Michael Brodie has been chief executive officer since summer 2019. He had been finance director at the NHSBSA before taking a similar role at Public Health England on its formation in 2013.

== Controversies==
- Uniplex (UK) Ltd. was unsuccessful in a public procurement tender undertaken by NHS Business Services Authority. Their appeal against the authority's decision was initially ruled as out-of-time because it did not comply with the "promptly" aspect of the provision in the UK's Public Contracts Regulations obliging an unsuccessful tenderer to submit a challenge to the contracting authority's decision "promptly, and in any event within three months". In the European Court of Justice, case C-406/08, the court concluded that the UK's national provision was contrary to EU law because this form of wording prevented claimants from knowing the exact time limit which would apply. Legal practice in the UK was changed as a result.

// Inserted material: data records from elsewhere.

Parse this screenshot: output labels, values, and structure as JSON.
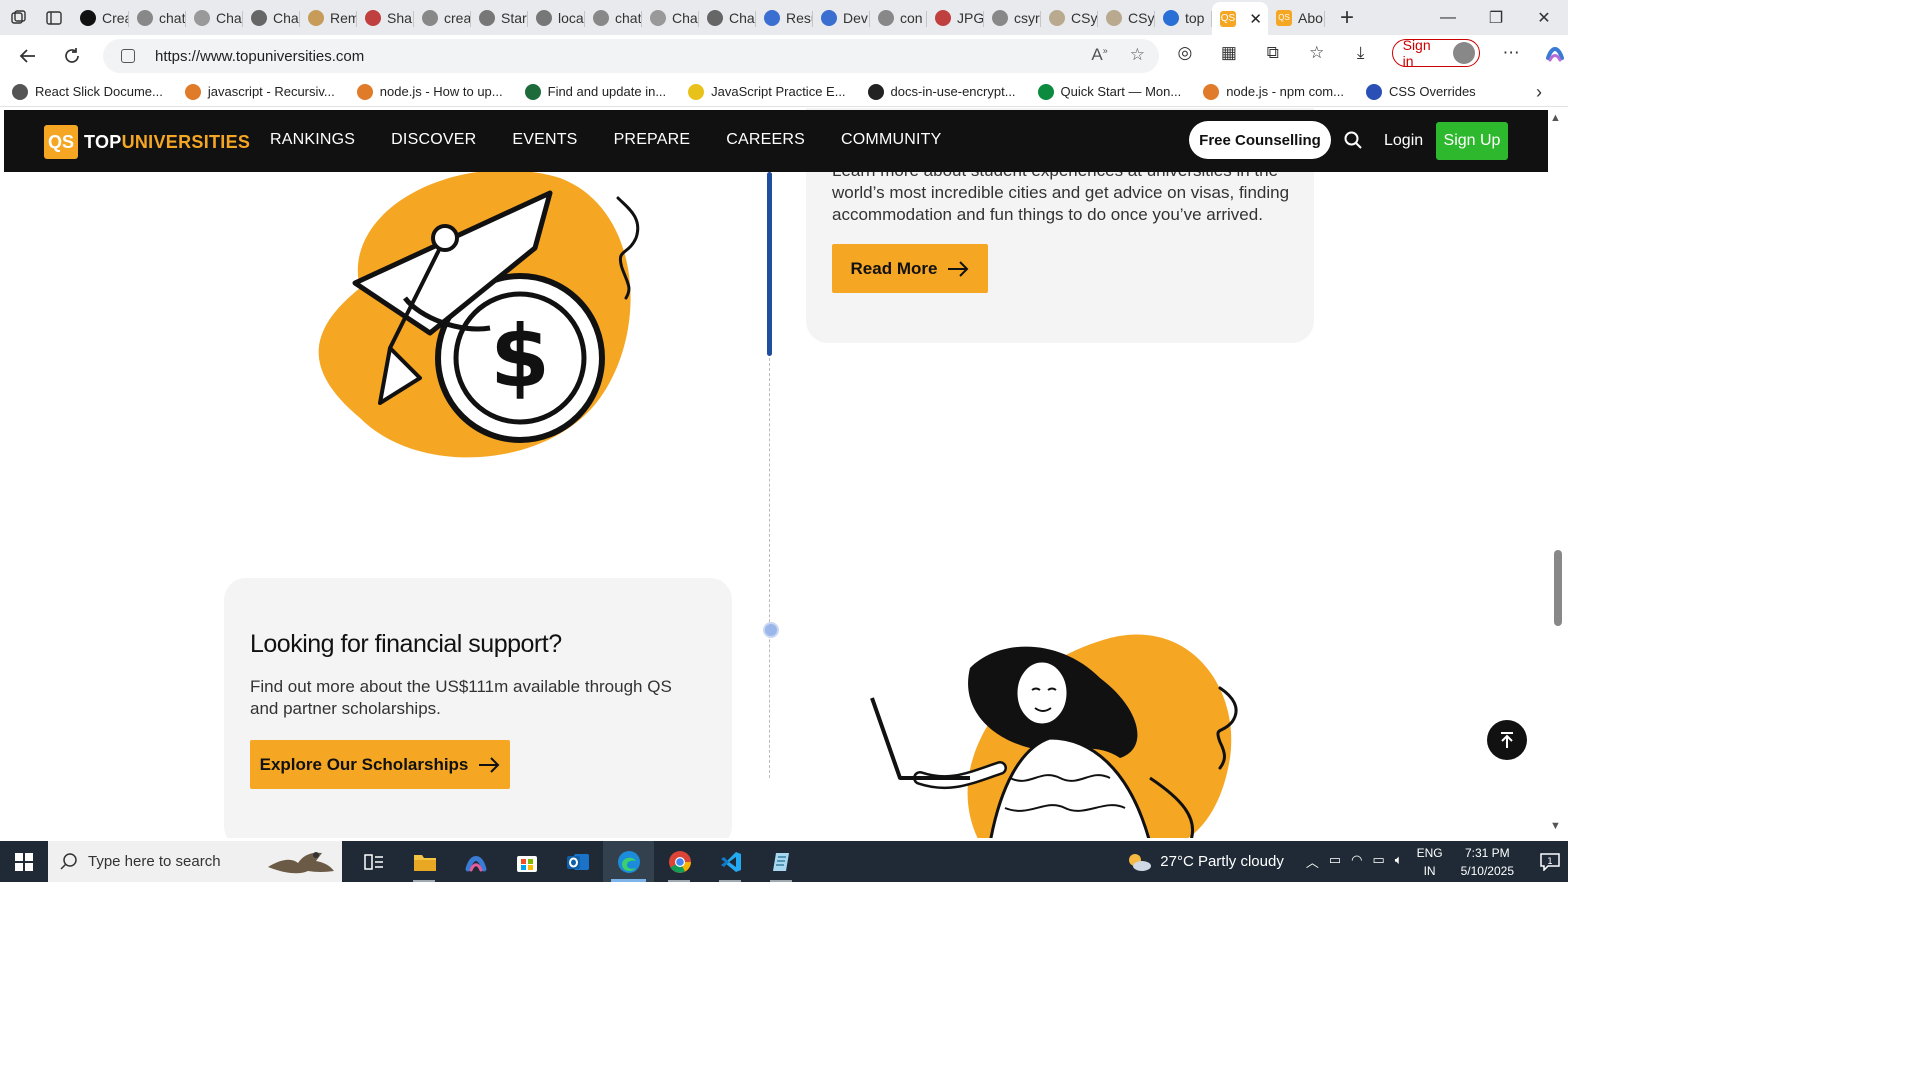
{
  "browser": {
    "tabs": [
      {
        "label": "Crea",
        "color": "#111"
      },
      {
        "label": "chat",
        "color": "#888"
      },
      {
        "label": "Cha",
        "color": "#999"
      },
      {
        "label": "Cha",
        "color": "#666"
      },
      {
        "label": "Rem",
        "color": "#c79b5a"
      },
      {
        "label": "Sha",
        "color": "#c04040"
      },
      {
        "label": "crea",
        "color": "#888"
      },
      {
        "label": "Star",
        "color": "#777"
      },
      {
        "label": "loca",
        "color": "#777"
      },
      {
        "label": "chat",
        "color": "#888"
      },
      {
        "label": "Cha",
        "color": "#999"
      },
      {
        "label": "Cha",
        "color": "#666"
      },
      {
        "label": "Resu",
        "color": "#3a6ed1"
      },
      {
        "label": "Dev",
        "color": "#3a6ed1"
      },
      {
        "label": "con",
        "color": "#888"
      },
      {
        "label": "JPG",
        "color": "#c04040"
      },
      {
        "label": "csyr",
        "color": "#888"
      },
      {
        "label": "CSy",
        "color": "#b8a98f"
      },
      {
        "label": "CSy",
        "color": "#b8a98f"
      },
      {
        "label": "top",
        "color": "#2a6fd6"
      }
    ],
    "active_tab_icon": "QS",
    "last_tab": "Abo",
    "url": "https://www.topuniversities.com",
    "signin_label": "Sign in",
    "bookmarks": [
      "React Slick Docume...",
      "javascript - Recursiv...",
      "node.js - How to up...",
      "Find and update in...",
      "JavaScript Practice E...",
      "docs-in-use-encrypt...",
      "Quick Start — Mon...",
      "node.js - npm com...",
      "CSS Overrides"
    ]
  },
  "site": {
    "logo_qs": "QS",
    "logo_top": "TOP",
    "logo_universities": "UNIVERSITIES",
    "menu": [
      "RANKINGS",
      "DISCOVER",
      "EVENTS",
      "PREPARE",
      "CAREERS",
      "COMMUNITY"
    ],
    "free_counselling": "Free Counselling",
    "login": "Login",
    "signup": "Sign Up",
    "card1": {
      "text_partial": "Learn more about student experiences at universities in the",
      "text": "world’s most incredible cities and get advice on visas, finding accommodation and fun things to do once you’ve arrived.",
      "button": "Read More"
    },
    "card2": {
      "heading": "Looking for financial support?",
      "text": "Find out more about the US$111m available through QS and partner scholarships.",
      "button": "Explore Our Scholarships"
    }
  },
  "taskbar": {
    "search_placeholder": "Type here to search",
    "weather": "27°C  Partly cloudy",
    "lang_top": "ENG",
    "lang_bottom": "IN",
    "time": "7:31 PM",
    "date": "5/10/2025"
  },
  "colors": {
    "accent": "#f5a623",
    "nav_bg": "#111111",
    "signup": "#2eb82e",
    "timeline": "#1f4e9c"
  }
}
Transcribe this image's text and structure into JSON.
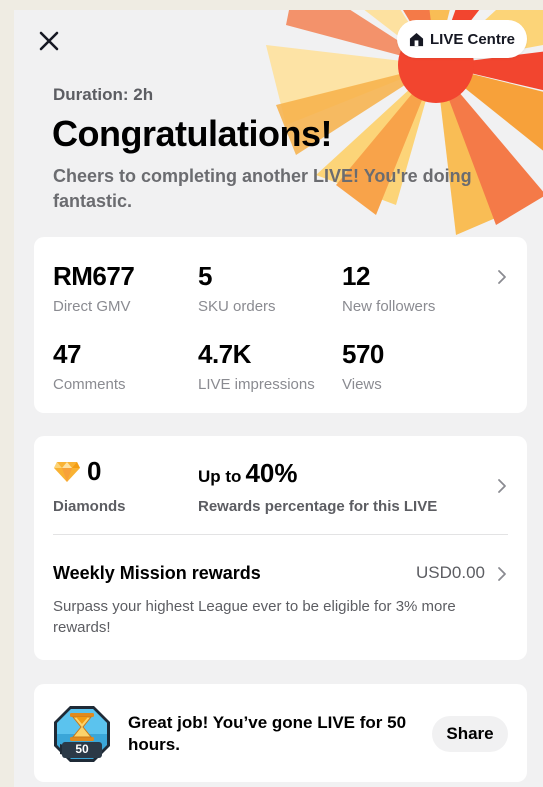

- Between September and December 2014, 18,000 penalty charge notices were issued to patients who had declared they were exempt from paying the prescription charge by ticking the back of the prescription to say they held a valid medical exemption certificate, when in fact they did not hold one. A campaign against the penalty charge notices was led by Diabetes UK, which argued that the need for the exemption certificates had not been properly communicated to people with diabetes. It said many people had claimed free prescriptions without any problems since they were first diagnosed, without having a certificate, until the NHSBSA's new, more efficient checking systems uncovered the problem. Following the campaign the health minister, Dr Dan Poulter, asked the NHSBSA to cancel or refund the charges until patients could obtain a medical exemption certificate.